Voice to Voice in the Dark is available for ordering from Broadstone Books.
In 1918 Van Wycks Brooks suggested that Americans were searching for what he termed “a usable past.” We are now, a century later, searching more, it seems, for “a usable present.” In the 1860 Leaves of Grass Walt Whitman sang “The Song of the Open Road.” Louis Simpson, in his 1963 collection At the End of the Open Road, suggested that Whitman’s “Open Road” ends in “the used-car lot.” And today? the junkyard? www.carmax.com?
And tomorrow?
Knowing where it may still be possible to go is partly a matter of knowing where we are, and knowing where we are is partly a matter of knowing where we’ve been.
Contemporary media offers multiple iterations of the past and offers them as if presen—an array of costumes and roles with every day (and even the everyday) a masquerade ball. But this array can also obscure our relationship to time and erode our awareness of the contingencies that in part shape us, in part separate us from each other, and in part make it possible to speak to each other across the gaps between us. As such, the title of the collection could have been Voice to Voice Across the Dark.
Broadstone Books Launch Reading
Sample Poems
Reviews
Advance Comments:
Larry Levis concluded his poem “Whitman:” with a devastating challenge spoken in the voice of that indispensable writer—“To find me now will cost you everything”—and Tim Hunt has accepted the call. From the darkness, and in broad daylight for that matter, the voices emerging from these full-bodied, vivacious poems demand an awareness for the best of humanity, despite profound cultural shifts and tragic failures. As Hunt writes when he invokes Walt Whitman: “Time, that dark weight, avails not, / even though Time is, and you are then, / and this is now, and you cannot hear me speaking as we listen to the sunset light.” Throughout this superb collection, Hunt’s poems bait us with a fly fisherman’s canny and grace, and they leave us wanting to live life more completely as we ponder America’s altering shores.
—Sascha Feinstein, author of Misterioso and Ajanta’s Ledge
In Tim Hunt’s Voice to Voice in the Dark, the human voice is a necessary condition for real understanding. Facts alone aren’t enough to know life’s rituals and milestones. Instead, a memory of the facts, a melodic mulling-over, “a remembering of remembering” offers an opportunity to see what lies beyond them. We’re keyed in to the feeling of the facts as we’re reminded of all that’s lost – this is a book about the lost 20th century – but the value of these poems is not primarily in their relationship with loss, or nostalgia, but in their generous restoration of our ability to know and remember. This is also a book that teaches us to be alive in the 21st century. In the essential poem “The Boy, Discovering Leadbelly, Hears Things He Doesn’t Understand,” coming of age means understanding not just what you don’t understand, but how you know anything at all: “But even more what matters is the voice.” I love how this luminous book sees a person – any person, not just a poet, or a singer, or a revolutionary – as a voice among voices – and by doing so, enables us to hear America again.

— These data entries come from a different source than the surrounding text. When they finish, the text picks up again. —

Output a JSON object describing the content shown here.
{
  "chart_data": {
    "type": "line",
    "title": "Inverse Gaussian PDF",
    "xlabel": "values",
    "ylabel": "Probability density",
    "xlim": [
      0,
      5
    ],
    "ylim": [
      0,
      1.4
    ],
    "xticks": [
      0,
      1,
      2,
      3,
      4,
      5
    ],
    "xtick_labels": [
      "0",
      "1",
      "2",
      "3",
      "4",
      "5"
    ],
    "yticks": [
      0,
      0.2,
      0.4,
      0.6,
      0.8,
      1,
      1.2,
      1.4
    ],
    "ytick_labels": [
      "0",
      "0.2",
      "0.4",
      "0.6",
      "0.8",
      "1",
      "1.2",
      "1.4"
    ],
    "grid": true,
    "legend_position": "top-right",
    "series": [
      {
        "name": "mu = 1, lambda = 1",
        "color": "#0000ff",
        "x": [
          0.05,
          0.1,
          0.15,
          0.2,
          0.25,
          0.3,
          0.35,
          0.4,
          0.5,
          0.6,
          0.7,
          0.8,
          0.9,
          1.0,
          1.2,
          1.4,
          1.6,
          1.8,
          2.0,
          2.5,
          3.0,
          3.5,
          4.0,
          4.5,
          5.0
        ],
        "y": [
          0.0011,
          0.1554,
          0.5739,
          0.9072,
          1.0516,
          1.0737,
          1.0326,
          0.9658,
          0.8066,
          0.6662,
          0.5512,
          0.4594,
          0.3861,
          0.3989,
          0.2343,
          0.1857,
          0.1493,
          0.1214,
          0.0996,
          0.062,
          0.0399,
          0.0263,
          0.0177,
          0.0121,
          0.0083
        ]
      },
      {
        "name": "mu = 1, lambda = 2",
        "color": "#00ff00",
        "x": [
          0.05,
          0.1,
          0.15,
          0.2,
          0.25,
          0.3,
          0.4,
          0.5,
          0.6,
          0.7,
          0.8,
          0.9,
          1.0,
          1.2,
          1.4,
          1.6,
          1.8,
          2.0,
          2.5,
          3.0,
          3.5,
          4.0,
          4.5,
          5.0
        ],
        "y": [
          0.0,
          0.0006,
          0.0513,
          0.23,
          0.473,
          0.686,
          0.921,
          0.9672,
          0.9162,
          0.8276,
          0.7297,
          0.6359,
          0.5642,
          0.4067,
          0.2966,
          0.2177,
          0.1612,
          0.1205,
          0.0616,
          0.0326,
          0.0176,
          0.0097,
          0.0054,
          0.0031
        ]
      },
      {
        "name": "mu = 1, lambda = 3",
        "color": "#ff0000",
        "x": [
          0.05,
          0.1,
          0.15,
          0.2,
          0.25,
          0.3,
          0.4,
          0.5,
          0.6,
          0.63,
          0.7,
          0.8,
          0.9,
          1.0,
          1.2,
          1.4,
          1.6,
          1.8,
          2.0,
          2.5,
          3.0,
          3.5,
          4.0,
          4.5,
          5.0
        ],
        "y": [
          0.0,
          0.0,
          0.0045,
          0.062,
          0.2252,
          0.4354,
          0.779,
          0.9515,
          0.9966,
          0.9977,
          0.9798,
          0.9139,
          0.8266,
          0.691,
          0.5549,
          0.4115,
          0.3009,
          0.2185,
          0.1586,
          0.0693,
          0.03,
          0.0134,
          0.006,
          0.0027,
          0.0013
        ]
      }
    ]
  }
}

—Katie Peterson, author of A Piece of Good News & The Accounts
Tim Hunt’s latest collection reads like a raucous and dazzling road-trip that switchbacks across the America of the last half of the 20th century, and the first two decades of the 21st. By turns bildungsroman, elegy, and chronicle of the post-War / Vietnam period and beyond, this poet’s kaleidoscopic “America of the mind” keeps extraordinary fidelity to the transfiguring power of the moment—someone notching an ashtray “like the handle of a gunslinger’s gun,” “a tear of rust like leached mascara / staining a faded fender;” these moments he frames and follows with cinematic dexterity until we find ourselves transported into distant reaches, of lost stories, of era-defining conflicts, of our lives in history, of something like the sublime.
—Daniel Tobin, author of Blood Labors and On Serious Earth
Tim Hunt’s gritty, meditative poems confront reality in a voice aware of the difference between “the America of the mind,” in which a pair of jeans or a chair can be “antiqued” to seem old, and what can be seen, sometimes, from the window of a car if you happen to travel, back and forth, on that road enough years to notice a barn and its collapsing, and the way that barn’s final “uselessness” frees it from being any one thing. Inspired by Whitman, Jeffers, the beat poet John Clellon Holmes, and Louis Simpson, Hunt’s poems record his seeing and hearing and feeling of the world. Aware of the unknowable universe (the moon’s “backpack” of darkness), Hunt finds meaning in art. As he writes in the poem, “The Boy, Discovering Leadbelly, Hears Things He Doesn’t Understand (Sebastopol, CA, 1965),” the songs get us to the impossible “there”: “And yes the songs matter, too, the thumb walking time / as if time were both now and then, and you might walk with it / in that now it lines out that is neither now or then.”